Addressing Impatience: The steady drumbeat of electoral cycles creates pressure to demonstrate quick results. Policymakers seldom appreciate, though, that in some instances — the adoption of new curricular materials, for example, or the creation of new teacher preparation programs — measurable impact can take years to materialize. Impatience for results can undermine an initiative’s long-term success and sends a message to the forces of the status quo that if they just hold out long enough, “this too, shall pass.” Policymakers need to maintain reform momentum over the long term, which typically requires sustained (and often bipartisan) coalition building and deep levels of ongoing engagement.

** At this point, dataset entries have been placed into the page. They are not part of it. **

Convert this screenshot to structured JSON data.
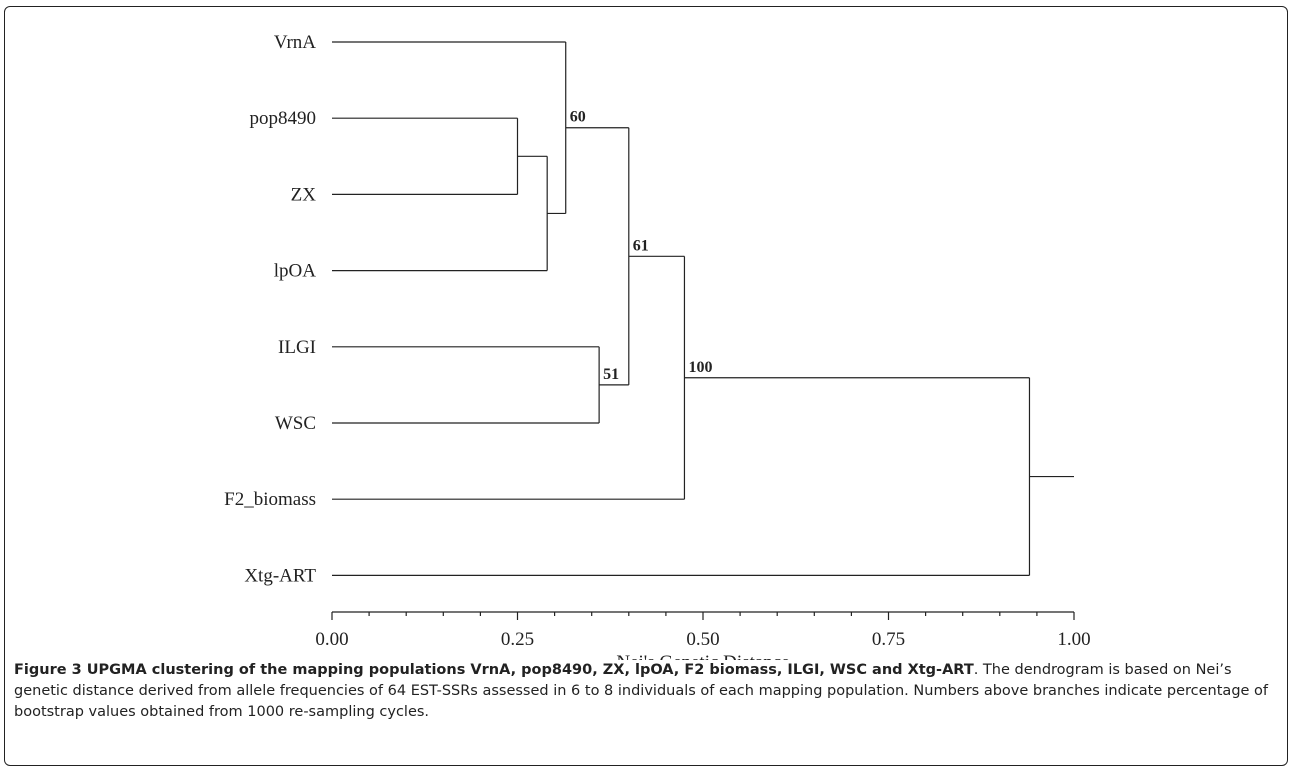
{
  "figure": {
    "leaves": [
      "VrnA",
      "pop8490",
      "ZX",
      "lpOA",
      "ILGI",
      "WSC",
      "F2_biomass",
      "Xtg-ART"
    ],
    "clusters": [
      {
        "id": "c_pop_zx",
        "children": [
          "pop8490",
          "ZX"
        ],
        "height": 0.25,
        "bootstrap": ""
      },
      {
        "id": "c_pop_zx_lpoa",
        "children": [
          "c_pop_zx",
          "lpOA"
        ],
        "height": 0.29,
        "bootstrap": ""
      },
      {
        "id": "c_vrna",
        "children": [
          "VrnA",
          "c_pop_zx_lpoa"
        ],
        "height": 0.315,
        "bootstrap": ""
      },
      {
        "id": "c_ilgi_wsc",
        "children": [
          "ILGI",
          "WSC"
        ],
        "height": 0.36,
        "bootstrap": ""
      },
      {
        "id": "c_60_51",
        "children": [
          "c_vrna",
          "c_ilgi_wsc"
        ],
        "height": 0.4,
        "bootstrap": ""
      },
      {
        "id": "c_f2",
        "children": [
          "c_60_51",
          "F2_biomass"
        ],
        "height": 0.475,
        "bootstrap": ""
      },
      {
        "id": "c_root",
        "children": [
          "c_f2",
          "Xtg-ART"
        ],
        "height": 0.94,
        "bootstrap": ""
      }
    ],
    "bootstrap_labels": [
      {
        "value": "60",
        "cluster": "c_vrna"
      },
      {
        "value": "61",
        "cluster": "c_60_51"
      },
      {
        "value": "51",
        "cluster": "c_ilgi_wsc"
      },
      {
        "value": "100",
        "cluster": "c_f2"
      }
    ],
    "axis": {
      "label": "Nei's Genetic Distance",
      "range": [
        0,
        1
      ],
      "ticks": [
        "0.00",
        "0.25",
        "0.50",
        "0.75",
        "1.00"
      ],
      "tick_values": [
        0,
        0.25,
        0.5,
        0.75,
        1.0
      ],
      "minor_step": 0.05
    },
    "colors": {
      "line": "#222222",
      "text": "#222222"
    }
  },
  "caption": {
    "lead": "Figure 3 UPGMA clustering of the mapping populations VrnA, pop8490, ZX, lpOA, F2 biomass, ILGI, WSC and Xtg-ART",
    "body": ". The dendrogram is based on Nei’s genetic distance derived from allele frequencies of 64 EST-SSRs assessed in 6 to 8 individuals of each mapping population. Numbers above branches indicate percentage of bootstrap values obtained from 1000 re-sampling cycles."
  }
}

Prioritizing Implementation: Raymond’s findings suggest that countless education reform initiatives have been put to sea with great fanfare, only to be dashed to pieces on the rocks of implementation. The journey of a reform idea from the capitol steps to the classroom door is far longer and more hazardous than most policymakers realize. As a result, they hardly ever craft detailed implementation roadmaps identifying who is responsible for which mission-critical actions at various levels. They seldom build feedback loops to track implementation progress and rarely utilize small-scale pilots to identify potential roadblocks in advance. Absent unrelenting attention to the day-to-day work of implementation, policymakers should have little hope for sustained and meaningful change.

Ensuring effectiveness. “Apart from formal pilots,” Raymond reports, “most reforms launch without considering how to learn from them.” New initiatives are rarely accompanied by a plan for research and analysis, and policymakers seldom conduct in-depth program evaluation. As a critical first step, policymakers need to determine the key metrics they intend to track as indicators of success. If they are making progress, how will they know? From there, procedures need to be put in place for regular reviews of the relevant data, including feedback from stakeholders. The critical question for policymakers: If their reform is clearly not on track to success, what do they do then?

In the conclusion to her study, Raymond notes that the Hoover Institution’s analysis of four decades of school reform has produced “an impressive record of what not to do.” To help policymakers put these lessons to good use, Hoover has crafted an education policy self-assessment tool that is organized around the six key challenges described above and asks policymakers a series of questions to help them test their thinking. The education reform movement has seen some successes over the past 40 years, but policymakers also have plenty to learn from failures. The Hoover Institution’s new toolkit will help them do just that.